A mesma área da Comissão de Valores Mobiliários que se reuniu reservadamente com os advogados dos fundos e barrou o acesso dos acionistas minoritários a dezenas de documentos concluiu que a Centaurus não é obrigada a lançar uma oferta pública de aquisição de ações (OPA) da Oncoclínicas. O entendimento está num parecer assinado hoje (30 de junho), pela Superintendência de Registro de Valores Mobiliários, a SRE, chefiada por Luis Miguel Sono.

O parecer não é uma decisão final da CVM. É o entendimento da área técnica, que ainda pode ser revisto pelo colegiado da autarquia — instância que sequer julgou os recursos já apresentados pelos minoritários. Da decisão cabe recurso.

O documento é assinado pelo inspetor Gustavo Luchese Unfer e pelo gerente Raul de Campos Cordeiro, com o “de acordo” do superintendente Luis Miguel Sono. São os mesmos servidores que o registro do e-Agendas aponta na audiência reservada de 11 de maio com quatro sócios do escritório Mattos Filho, que representa os fundos — encontro que os minoritários levaram à Corregedoria da CVM, à Controladoria-Geral da União e ao Tribunal de Contas da União sob acusação de parcialidade. Luchese é também quem assinou, em dezembro de 2025, os despachos que negaram aos minoritários o acesso a documentos do processo.

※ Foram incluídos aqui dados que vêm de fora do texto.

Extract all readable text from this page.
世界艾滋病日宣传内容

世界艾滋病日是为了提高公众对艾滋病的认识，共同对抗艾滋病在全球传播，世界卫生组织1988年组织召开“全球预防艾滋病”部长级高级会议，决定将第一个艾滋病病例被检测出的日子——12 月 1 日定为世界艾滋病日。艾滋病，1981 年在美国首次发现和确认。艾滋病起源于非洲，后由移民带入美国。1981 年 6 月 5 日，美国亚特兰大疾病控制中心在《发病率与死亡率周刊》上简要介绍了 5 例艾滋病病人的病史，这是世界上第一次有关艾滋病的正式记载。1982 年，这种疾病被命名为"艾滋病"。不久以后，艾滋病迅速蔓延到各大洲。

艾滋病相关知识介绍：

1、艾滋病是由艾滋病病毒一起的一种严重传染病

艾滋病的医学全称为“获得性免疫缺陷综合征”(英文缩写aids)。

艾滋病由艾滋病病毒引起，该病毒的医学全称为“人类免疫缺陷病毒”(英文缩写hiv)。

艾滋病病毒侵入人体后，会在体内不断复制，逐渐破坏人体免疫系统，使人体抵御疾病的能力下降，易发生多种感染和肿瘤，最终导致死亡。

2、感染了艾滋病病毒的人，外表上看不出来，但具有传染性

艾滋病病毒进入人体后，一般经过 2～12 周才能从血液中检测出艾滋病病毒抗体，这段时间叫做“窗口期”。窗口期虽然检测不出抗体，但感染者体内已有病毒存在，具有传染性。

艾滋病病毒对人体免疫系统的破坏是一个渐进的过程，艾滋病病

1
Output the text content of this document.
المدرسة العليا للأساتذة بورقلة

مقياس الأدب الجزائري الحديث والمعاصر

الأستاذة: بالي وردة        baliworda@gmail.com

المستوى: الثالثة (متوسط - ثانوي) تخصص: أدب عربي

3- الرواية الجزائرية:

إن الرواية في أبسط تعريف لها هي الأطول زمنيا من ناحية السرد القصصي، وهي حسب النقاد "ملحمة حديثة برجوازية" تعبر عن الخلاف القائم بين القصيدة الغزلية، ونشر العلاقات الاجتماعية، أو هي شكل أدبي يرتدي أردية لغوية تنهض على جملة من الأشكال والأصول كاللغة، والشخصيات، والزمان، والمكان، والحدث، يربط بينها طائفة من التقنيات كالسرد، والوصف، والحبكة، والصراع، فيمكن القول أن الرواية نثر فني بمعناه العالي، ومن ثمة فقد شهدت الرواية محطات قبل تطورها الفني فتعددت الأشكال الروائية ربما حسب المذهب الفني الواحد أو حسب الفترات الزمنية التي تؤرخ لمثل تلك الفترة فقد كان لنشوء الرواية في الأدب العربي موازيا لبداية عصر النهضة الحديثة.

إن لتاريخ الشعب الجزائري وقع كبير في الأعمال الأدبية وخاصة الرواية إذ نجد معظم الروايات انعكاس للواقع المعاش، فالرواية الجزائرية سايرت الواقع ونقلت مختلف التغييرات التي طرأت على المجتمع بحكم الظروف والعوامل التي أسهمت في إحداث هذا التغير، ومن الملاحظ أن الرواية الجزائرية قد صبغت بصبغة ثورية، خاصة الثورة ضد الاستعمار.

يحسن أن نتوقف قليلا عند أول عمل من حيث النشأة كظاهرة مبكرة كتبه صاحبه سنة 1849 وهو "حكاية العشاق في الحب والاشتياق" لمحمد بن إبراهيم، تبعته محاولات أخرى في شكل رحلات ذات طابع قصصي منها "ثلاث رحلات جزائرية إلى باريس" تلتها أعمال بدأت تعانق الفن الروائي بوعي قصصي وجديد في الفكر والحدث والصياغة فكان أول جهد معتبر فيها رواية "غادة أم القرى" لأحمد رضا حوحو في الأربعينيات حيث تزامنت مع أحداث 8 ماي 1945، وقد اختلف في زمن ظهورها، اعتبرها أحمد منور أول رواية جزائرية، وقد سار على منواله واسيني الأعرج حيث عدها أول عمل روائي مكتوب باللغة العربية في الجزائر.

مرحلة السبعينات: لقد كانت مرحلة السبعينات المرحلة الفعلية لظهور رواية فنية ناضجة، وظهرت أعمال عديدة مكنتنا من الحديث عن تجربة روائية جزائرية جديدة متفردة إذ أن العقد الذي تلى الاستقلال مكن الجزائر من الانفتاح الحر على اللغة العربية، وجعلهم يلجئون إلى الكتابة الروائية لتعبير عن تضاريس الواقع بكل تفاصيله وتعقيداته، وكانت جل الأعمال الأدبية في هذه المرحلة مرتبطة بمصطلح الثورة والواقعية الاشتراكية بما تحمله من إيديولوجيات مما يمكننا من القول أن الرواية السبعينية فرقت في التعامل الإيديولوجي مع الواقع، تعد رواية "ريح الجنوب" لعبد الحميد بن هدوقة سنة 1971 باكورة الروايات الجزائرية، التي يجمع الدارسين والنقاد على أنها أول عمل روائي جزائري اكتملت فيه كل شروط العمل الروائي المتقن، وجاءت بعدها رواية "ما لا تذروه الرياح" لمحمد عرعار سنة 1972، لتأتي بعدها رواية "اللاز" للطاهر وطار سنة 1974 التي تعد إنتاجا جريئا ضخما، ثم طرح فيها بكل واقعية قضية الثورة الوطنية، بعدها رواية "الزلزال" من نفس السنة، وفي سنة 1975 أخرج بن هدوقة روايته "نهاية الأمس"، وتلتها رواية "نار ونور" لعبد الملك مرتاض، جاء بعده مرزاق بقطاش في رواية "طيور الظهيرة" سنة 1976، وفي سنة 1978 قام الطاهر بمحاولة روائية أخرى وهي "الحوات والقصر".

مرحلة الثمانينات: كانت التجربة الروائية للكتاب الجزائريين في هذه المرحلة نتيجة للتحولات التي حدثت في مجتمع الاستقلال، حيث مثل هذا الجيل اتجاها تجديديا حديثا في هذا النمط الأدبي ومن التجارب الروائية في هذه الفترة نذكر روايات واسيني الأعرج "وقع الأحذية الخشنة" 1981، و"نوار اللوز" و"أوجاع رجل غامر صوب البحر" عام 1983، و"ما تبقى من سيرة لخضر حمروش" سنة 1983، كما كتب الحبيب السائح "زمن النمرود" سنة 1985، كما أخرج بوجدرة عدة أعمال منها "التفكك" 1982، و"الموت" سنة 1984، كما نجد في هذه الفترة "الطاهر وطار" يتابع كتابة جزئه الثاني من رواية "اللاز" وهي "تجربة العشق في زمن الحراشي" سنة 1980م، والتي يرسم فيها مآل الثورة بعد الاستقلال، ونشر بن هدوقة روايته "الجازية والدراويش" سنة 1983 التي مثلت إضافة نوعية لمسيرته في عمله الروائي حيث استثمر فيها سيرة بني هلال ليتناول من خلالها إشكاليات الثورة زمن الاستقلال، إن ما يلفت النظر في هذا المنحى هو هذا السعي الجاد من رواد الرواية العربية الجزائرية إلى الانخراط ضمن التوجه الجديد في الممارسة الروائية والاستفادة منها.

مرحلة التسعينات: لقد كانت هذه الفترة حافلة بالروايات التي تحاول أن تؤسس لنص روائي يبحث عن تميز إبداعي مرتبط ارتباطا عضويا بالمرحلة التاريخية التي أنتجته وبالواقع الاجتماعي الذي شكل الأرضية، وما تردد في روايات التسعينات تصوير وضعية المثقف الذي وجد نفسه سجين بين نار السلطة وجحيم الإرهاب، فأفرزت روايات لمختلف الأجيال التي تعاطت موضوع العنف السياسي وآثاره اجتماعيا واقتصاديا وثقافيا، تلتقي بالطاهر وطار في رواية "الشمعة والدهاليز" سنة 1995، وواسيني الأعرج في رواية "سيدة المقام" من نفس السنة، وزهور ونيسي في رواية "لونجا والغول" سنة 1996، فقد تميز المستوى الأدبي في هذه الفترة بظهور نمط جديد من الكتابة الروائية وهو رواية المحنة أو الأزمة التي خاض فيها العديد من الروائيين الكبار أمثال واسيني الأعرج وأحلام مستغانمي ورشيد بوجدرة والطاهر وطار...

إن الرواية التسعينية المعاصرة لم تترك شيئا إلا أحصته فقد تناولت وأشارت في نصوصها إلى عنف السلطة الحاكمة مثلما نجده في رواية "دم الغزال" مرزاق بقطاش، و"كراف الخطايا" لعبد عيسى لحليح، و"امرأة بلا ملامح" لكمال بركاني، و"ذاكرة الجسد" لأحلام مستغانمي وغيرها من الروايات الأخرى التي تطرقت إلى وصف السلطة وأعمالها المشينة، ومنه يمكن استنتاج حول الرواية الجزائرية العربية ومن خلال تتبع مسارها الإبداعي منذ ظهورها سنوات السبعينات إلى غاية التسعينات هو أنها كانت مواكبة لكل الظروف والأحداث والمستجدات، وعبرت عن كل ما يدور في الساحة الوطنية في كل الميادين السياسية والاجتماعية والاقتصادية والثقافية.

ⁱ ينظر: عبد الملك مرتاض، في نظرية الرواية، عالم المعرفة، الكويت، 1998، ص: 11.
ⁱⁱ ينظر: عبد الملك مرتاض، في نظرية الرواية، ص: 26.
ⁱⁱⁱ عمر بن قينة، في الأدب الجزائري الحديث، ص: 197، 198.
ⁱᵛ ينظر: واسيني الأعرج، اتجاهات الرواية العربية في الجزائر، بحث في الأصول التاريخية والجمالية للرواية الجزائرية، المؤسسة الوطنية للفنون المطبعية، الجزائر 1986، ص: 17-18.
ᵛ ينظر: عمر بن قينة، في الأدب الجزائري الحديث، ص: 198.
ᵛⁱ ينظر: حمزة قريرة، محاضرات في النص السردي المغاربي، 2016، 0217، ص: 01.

Em maio, eles constavam no registro de uma audiência com quatro sócios do Mattos Filho, escritório que representa a Centaurus no processo. No mesmo dia da reunião, a área técnica assinou o Ofício Interno 52, sugerindo não conhecer o recurso dos acionistas minoritários que exigem a OPA.

De acordo com um integrante da CVM próximo a Sono, o superintendente passou a expressar sua indignação com os questionamentos à sua conduta e às reportagens do Bastidor. Disse, mais de uma vez, que se “vingaria” dos minoritários e de quem o havia “provocado”.

A decisão desta terça-feira encerra, na instância técnica, uma disputa de mais de 13 meses. No parecer, a SRE concluiu que a reorganização societária pela qual a Centaurus assumiu controle direto de 31,83% das ações da Oncoclínicas se enquadra na exceção estatutária que dispensa acionistas relevantes pré-IPO da obrigação de lançar a oferta.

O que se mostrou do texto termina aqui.